The trap: teslacmd is a real tool in our stack (Fleet API over cellular, works anywhere). The actual errors were the WiFi claim and the home-only claim. Neither model knew teslacmd existed — both flagged it as a fictional tool and replaced it with the Tesla mobile app. Both correctly caught the WiFi/home errors.

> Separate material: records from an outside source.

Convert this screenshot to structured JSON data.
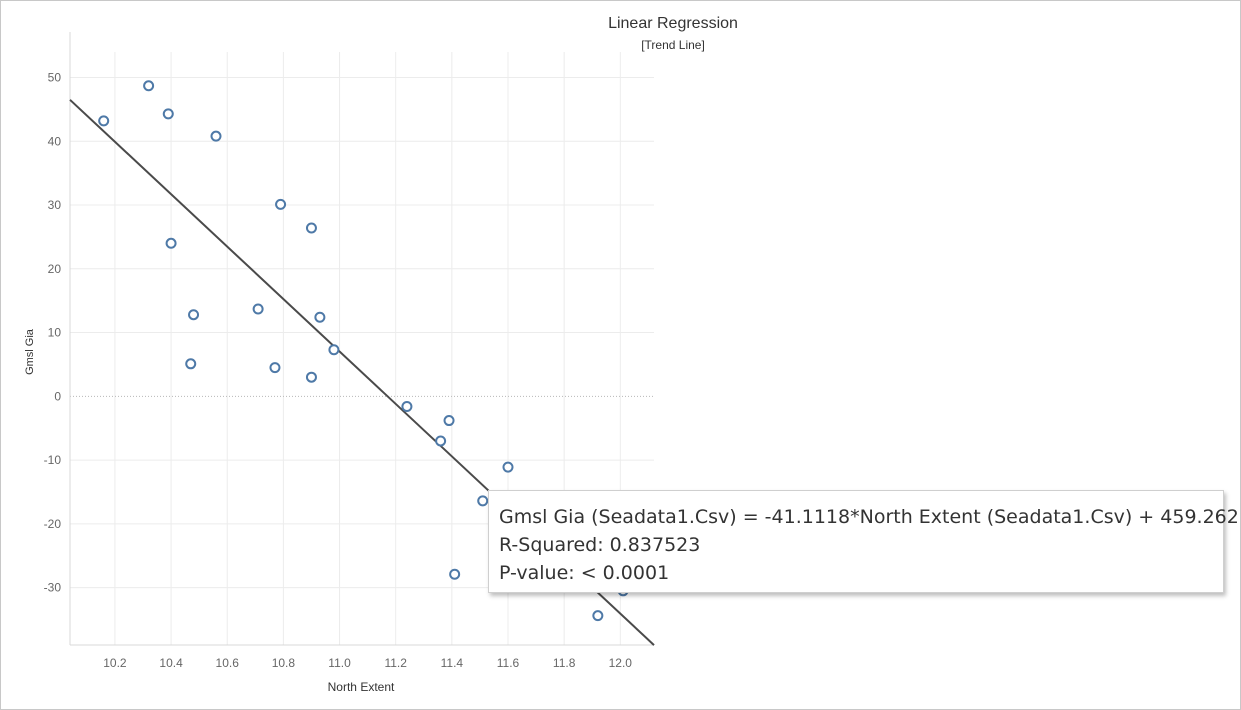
{
  "chart_data": {
    "type": "scatter",
    "title": "Linear Regression",
    "subtitle": "[Trend Line]",
    "xlabel": "North Extent",
    "ylabel": "Gmsl Gia",
    "xlim": [
      10.04,
      12.12
    ],
    "ylim": [
      -39,
      54
    ],
    "x_ticks": [
      10.2,
      10.4,
      10.6,
      10.8,
      11.0,
      11.2,
      11.4,
      11.6,
      11.8,
      12.0
    ],
    "x_tick_labels": [
      "10.2",
      "10.4",
      "10.6",
      "10.8",
      "11.0",
      "11.2",
      "11.4",
      "11.6",
      "11.8",
      "12.0"
    ],
    "y_ticks": [
      -30,
      -20,
      -10,
      0,
      10,
      20,
      30,
      40,
      50
    ],
    "y_tick_labels": [
      "-30",
      "-20",
      "-10",
      "0",
      "10",
      "20",
      "30",
      "40",
      "50"
    ],
    "grid": true,
    "marker_color": "#4e79a7",
    "trend_color": "#4a4a4a",
    "trend_line": {
      "slope": -41.1118,
      "intercept": 459.262
    },
    "points": [
      {
        "x": 10.16,
        "y": 43.2
      },
      {
        "x": 10.32,
        "y": 48.7
      },
      {
        "x": 10.39,
        "y": 44.3
      },
      {
        "x": 10.4,
        "y": 24.0
      },
      {
        "x": 10.47,
        "y": 5.1
      },
      {
        "x": 10.48,
        "y": 12.8
      },
      {
        "x": 10.56,
        "y": 40.8
      },
      {
        "x": 10.71,
        "y": 13.7
      },
      {
        "x": 10.77,
        "y": 4.5
      },
      {
        "x": 10.79,
        "y": 30.1
      },
      {
        "x": 10.9,
        "y": 26.4
      },
      {
        "x": 10.9,
        "y": 3.0
      },
      {
        "x": 10.93,
        "y": 12.4
      },
      {
        "x": 10.98,
        "y": 7.3
      },
      {
        "x": 11.24,
        "y": -1.6
      },
      {
        "x": 11.36,
        "y": -7.0
      },
      {
        "x": 11.39,
        "y": -3.8
      },
      {
        "x": 11.41,
        "y": -27.9
      },
      {
        "x": 11.51,
        "y": -16.4
      },
      {
        "x": 11.6,
        "y": -11.1
      },
      {
        "x": 11.92,
        "y": -34.4
      },
      {
        "x": 12.01,
        "y": -30.5
      }
    ]
  },
  "tooltip": {
    "equation": "Gmsl Gia (Seadata1.Csv) = -41.1118*North Extent (Seadata1.Csv) + 459.262",
    "r_squared": "R-Squared: 0.837523",
    "p_value": "P-value: < 0.0001"
  }
}
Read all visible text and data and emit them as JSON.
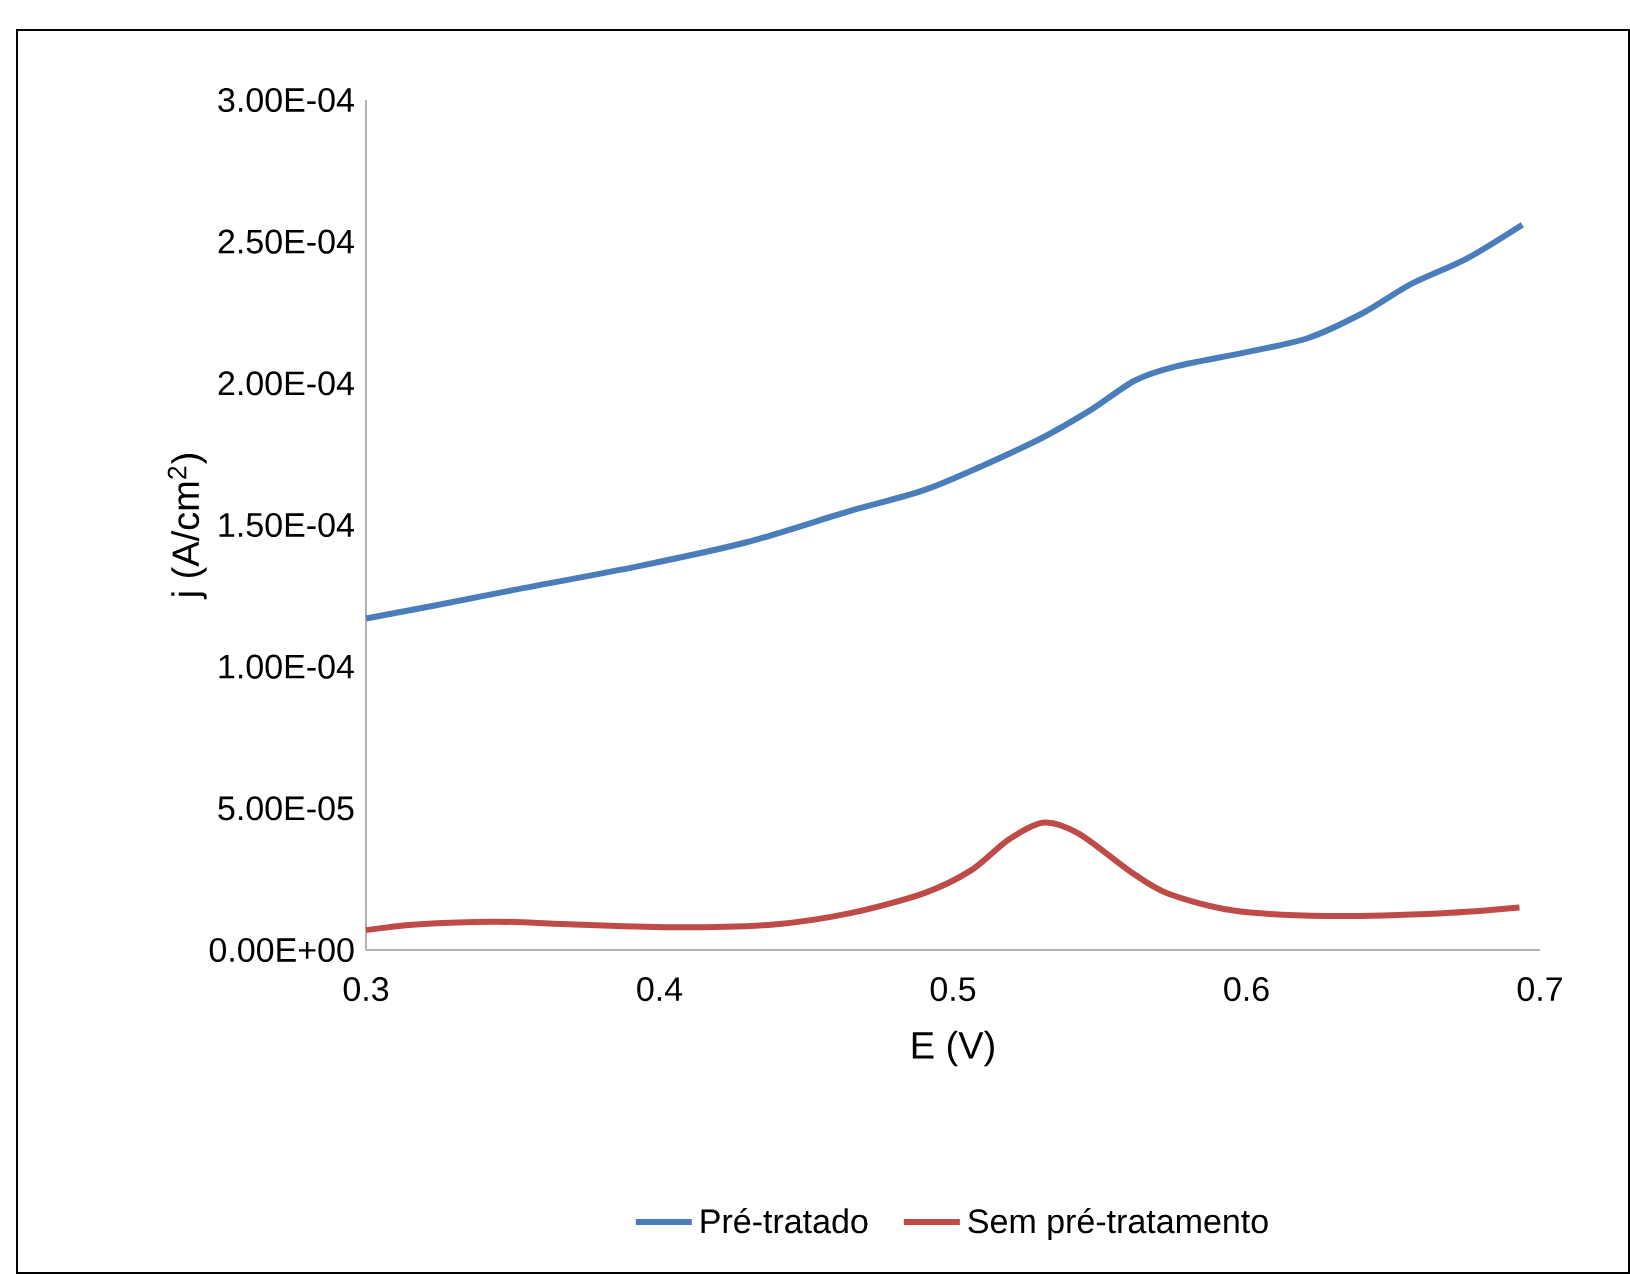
{
  "chart_data": {
    "type": "line",
    "xlabel": "E (V)",
    "ylabel": "j (A/cm$^{2}$)",
    "xlim": [
      0.3,
      0.7
    ],
    "xticks": [
      0.3,
      0.4,
      0.5,
      0.6,
      0.7
    ],
    "ylim": [
      0,
      0.0003
    ],
    "yticks": [
      {
        "value": 0,
        "label": "0.00E+00"
      },
      {
        "value": 5e-05,
        "label": "5.00E-05"
      },
      {
        "value": 0.0001,
        "label": "1.00E-04"
      },
      {
        "value": 0.00015,
        "label": "1.50E-04"
      },
      {
        "value": 0.0002,
        "label": "2.00E-04"
      },
      {
        "value": 0.00025,
        "label": "2.50E-04"
      },
      {
        "value": 0.0003,
        "label": "3.00E-04"
      }
    ],
    "grid": false,
    "legend": "bottom",
    "marker": "none",
    "line_style": "solid",
    "x": [
      0.3,
      0.323,
      0.35,
      0.393,
      0.43,
      0.465,
      0.492,
      0.527,
      0.546,
      0.562,
      0.576,
      0.6,
      0.621,
      0.64,
      0.656,
      0.675,
      0.694
    ],
    "series": [
      {
        "name": "Pré-tratado",
        "color": "#4a7ebb",
        "values": [
          0.000117,
          0.0001215,
          0.000127,
          0.0001355,
          0.000144,
          0.000155,
          0.000163,
          0.000179,
          0.00019,
          0.000201,
          0.000206,
          0.000211,
          0.000216,
          0.000225,
          0.000235,
          0.000244,
          0.000256
        ]
      },
      {
        "name": "Sem pré-tratamento",
        "color": "#be4b48",
        "x": [
          0.3,
          0.317,
          0.344,
          0.371,
          0.406,
          0.439,
          0.465,
          0.49,
          0.506,
          0.519,
          0.531,
          0.543,
          0.56,
          0.573,
          0.595,
          0.627,
          0.667,
          0.693
        ],
        "values": [
          7e-06,
          9e-06,
          1e-05,
          9e-06,
          8e-06,
          9e-06,
          1.3e-05,
          2e-05,
          2.8e-05,
          3.9e-05,
          4.5e-05,
          4.1e-05,
          2.8e-05,
          2e-05,
          1.4e-05,
          1.2e-05,
          1.3e-05,
          1.5e-05
        ]
      }
    ]
  }
}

This isn't a failure of the models so much as a knowledge cutoff issue — teslacmd is a custom tool, not public knowledge. Both got it half right.
Tie: 5/10 each.
Final Scorecard
| Test | REAP | Vanilla |
|---|---|---|
| 1. Tool Calling | 8 | 8 |
| 2. Agentic Reasoning | 6 | 8 |
| 3. Instruction Fidelity | 10 | 10 |
| 4. Speed / Essay | 8 | 7 |
| 5. Self-Correction | 5 | 5 |
| Total | 37/50 | 38/50 |
Verdict
Vanilla edges REAP by 1 point — essentially a statistical tie. But the character of the differences matters:
- REAP advantages: Slightly faster generation, built-in chain-of-thought when you need it, good instruction following
- Vanilla advantages: More grounded real-world reasoning, fewer hallucinated details, cleaner prose, works in LM Studio
The dealignment fine-tune didn't deliver a meaningful improvement in agentic task performance. REAP's thinking mode is genuinely useful for hard multi-step problems — but you need to explicitly disable it for everyday tasks, and you lose LM Studio support entirely.
Recommendation: Keep vanilla as your daily driver. If you want REAP's reasoning mode for complex tasks, it's worth having around — but be prepared to run it via mlx-lm CLI, pin mlx-lm ≥ 0.31.1, and pass enable_thinking=False by default.
LM Studio support for qwen3_5_moe will probably land in a future release. Worth checking back in a month.
Tests run on Mac Studio M3 Ultra 512GB, macOS 15.4, mlx-lm 0.31.1, MLX 0.24.x. Both models: 4-bit MLX quantization.